The large library occupied one ell of the house, with its high ceiling running in points to a finish. There hung the strong portraits of Lord Ashburton and Mr. Webster. At the top of his own picture at the right hung his large grey slouch hat, so well known. In the next room the silhouette of his mother, and underneath it his words, “My excellent mother.” Also a portrait of Grace Fletcher, his first wife, and of his son Edward in uniform. Edward was killed in the Mexican War.
There is a general impression that Mr. Webster was a heavy drinker and often under the influence of liquor when he rose to speak; as usual there are two sides to this question. George Ticknor of Boston told my father that he had been with Webster on many public occasions, and never saw him overcome but once. That was at the Revere House in Boston, where he was expected to speak after dinner. “I sat next to him,” said Ticknor; “suddenly he put his hand on my shoulder and whispered, ‘Come out and run around the common.’” This they did and the speech was a success. There is a wooden statue of Daniel Webster that has stood for forty years in Hingham, Massachusetts. It is larger than life and called a good portrait. It was made more than sixty years ago as a figurehead for the ship Daniel Webster but never put on. That would have been appropriate if he was occasionally half seas over. Daniel’s devotion to his only brother “Zeke” is pleasant to remember. By the way, there are many men who pay every debt promptly and never take a drop too much, who would be proud to have a record for something accomplished that is as worth while as his record. When Daniel Webster entered Dartmouth College as a freshman directly from his father’s farm, he was a raw specimen, awkward, thin, and so dark that some mistook him for a new Indian recruit. He was then called “Black Dan.” His father’s second wife and the mother of Zeke and Dan had decidedly a generous infusion of Indian blood. A gentleman at Hanover who remembered Webster there said his large, dark, resplendent eyes looked like coach lanterns on a dark night.

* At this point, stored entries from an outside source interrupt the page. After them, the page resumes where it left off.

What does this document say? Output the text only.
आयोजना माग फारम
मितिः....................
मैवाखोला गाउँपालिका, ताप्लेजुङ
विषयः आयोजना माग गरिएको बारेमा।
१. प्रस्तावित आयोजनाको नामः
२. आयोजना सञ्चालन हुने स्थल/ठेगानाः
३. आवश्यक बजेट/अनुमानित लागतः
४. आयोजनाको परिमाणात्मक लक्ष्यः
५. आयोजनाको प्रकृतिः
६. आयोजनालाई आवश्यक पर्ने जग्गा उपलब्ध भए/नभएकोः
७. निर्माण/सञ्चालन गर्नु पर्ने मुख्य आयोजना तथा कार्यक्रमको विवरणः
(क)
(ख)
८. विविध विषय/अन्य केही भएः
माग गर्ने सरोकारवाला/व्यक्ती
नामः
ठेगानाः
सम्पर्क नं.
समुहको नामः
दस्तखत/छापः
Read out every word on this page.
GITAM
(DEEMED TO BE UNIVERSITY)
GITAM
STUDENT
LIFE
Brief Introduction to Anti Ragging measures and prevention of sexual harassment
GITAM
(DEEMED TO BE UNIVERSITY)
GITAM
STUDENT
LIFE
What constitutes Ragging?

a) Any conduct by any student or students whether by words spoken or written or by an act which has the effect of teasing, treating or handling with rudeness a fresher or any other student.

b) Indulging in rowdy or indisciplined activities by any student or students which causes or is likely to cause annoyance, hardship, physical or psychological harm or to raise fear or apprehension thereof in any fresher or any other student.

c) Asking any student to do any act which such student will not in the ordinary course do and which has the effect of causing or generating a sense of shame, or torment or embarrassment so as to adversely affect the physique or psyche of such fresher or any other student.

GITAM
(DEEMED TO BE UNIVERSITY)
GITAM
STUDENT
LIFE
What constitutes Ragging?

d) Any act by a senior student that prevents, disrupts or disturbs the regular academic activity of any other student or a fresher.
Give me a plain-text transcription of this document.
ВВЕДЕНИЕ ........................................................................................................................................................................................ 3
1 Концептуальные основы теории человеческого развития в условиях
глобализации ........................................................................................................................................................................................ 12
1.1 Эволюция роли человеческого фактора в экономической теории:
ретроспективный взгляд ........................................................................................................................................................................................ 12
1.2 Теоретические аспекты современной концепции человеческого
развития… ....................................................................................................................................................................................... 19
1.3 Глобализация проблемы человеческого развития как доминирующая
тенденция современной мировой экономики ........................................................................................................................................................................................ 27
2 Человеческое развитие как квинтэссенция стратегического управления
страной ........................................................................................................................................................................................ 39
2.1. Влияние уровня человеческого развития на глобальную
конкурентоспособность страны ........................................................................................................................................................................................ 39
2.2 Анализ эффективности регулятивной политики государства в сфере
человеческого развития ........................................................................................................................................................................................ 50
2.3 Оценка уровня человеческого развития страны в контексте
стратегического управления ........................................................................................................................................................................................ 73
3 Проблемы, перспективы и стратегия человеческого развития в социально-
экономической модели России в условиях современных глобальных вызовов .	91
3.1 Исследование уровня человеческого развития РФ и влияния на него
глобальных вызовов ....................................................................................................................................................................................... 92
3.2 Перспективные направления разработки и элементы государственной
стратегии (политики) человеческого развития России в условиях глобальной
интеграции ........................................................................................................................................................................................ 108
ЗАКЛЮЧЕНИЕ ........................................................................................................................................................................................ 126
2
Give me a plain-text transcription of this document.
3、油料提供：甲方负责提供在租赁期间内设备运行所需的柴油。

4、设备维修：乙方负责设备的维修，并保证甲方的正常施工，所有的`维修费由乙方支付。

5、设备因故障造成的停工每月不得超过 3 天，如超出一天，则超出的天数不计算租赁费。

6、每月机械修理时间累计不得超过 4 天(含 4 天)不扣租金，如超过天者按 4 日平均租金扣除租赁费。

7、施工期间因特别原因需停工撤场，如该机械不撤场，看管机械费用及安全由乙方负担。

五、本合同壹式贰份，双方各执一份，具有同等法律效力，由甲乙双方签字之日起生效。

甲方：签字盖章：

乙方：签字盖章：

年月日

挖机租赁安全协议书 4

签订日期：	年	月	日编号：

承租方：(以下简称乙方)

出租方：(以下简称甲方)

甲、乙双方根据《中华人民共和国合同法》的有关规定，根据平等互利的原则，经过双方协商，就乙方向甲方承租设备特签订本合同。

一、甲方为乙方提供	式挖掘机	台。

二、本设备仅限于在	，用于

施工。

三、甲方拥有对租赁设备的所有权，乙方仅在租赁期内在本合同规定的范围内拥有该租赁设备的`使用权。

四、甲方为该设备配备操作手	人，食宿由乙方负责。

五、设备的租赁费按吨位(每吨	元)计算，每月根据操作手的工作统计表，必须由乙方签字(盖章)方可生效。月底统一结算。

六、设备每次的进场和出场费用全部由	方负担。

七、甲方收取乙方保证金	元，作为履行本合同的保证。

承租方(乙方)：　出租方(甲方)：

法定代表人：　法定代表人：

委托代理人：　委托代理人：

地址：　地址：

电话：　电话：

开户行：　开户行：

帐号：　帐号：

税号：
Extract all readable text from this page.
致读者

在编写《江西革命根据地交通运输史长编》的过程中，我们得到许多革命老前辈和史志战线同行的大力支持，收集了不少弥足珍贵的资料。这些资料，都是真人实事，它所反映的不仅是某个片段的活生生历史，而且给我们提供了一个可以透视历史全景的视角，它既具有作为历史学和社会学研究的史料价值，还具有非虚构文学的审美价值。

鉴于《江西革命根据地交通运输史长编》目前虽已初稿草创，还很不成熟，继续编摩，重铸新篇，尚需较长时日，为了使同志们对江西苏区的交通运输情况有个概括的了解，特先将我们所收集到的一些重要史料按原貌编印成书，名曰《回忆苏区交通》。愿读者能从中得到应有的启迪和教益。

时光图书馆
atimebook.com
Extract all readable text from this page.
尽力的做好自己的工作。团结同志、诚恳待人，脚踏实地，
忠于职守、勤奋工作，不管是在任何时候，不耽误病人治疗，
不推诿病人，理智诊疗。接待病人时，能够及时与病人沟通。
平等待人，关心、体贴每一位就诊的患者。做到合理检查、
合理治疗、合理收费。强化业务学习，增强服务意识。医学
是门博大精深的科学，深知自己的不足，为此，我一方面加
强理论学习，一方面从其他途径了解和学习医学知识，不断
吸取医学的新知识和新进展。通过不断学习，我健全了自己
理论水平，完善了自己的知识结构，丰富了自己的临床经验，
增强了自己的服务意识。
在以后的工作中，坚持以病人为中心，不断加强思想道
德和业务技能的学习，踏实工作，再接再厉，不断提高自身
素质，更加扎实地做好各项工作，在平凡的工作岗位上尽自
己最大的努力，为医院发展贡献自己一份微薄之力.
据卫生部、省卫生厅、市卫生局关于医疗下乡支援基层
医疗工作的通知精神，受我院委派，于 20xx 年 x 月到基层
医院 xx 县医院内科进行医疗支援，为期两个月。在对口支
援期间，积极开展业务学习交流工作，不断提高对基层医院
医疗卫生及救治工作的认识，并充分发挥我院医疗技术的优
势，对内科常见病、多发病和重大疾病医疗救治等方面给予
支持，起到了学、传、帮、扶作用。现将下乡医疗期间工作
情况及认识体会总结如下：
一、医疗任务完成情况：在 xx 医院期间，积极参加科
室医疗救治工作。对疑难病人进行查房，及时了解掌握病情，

Mrs. Ezekiel Webster told me that her husband asked her after their marriage to allow his mother to come home to them at Boscawen, New Hampshire. She said she was a strikingly fine-looking woman with those same marvellous eyes, long straight black hair, high cheekbones; a tall person with strong individuality. Mrs. Webster was sure where the swarthy infusion came from. This mother, who had been a hard worker and faithful wife, now delighted in sitting by the open fire evenings and smoking an old pipe she had brought with her.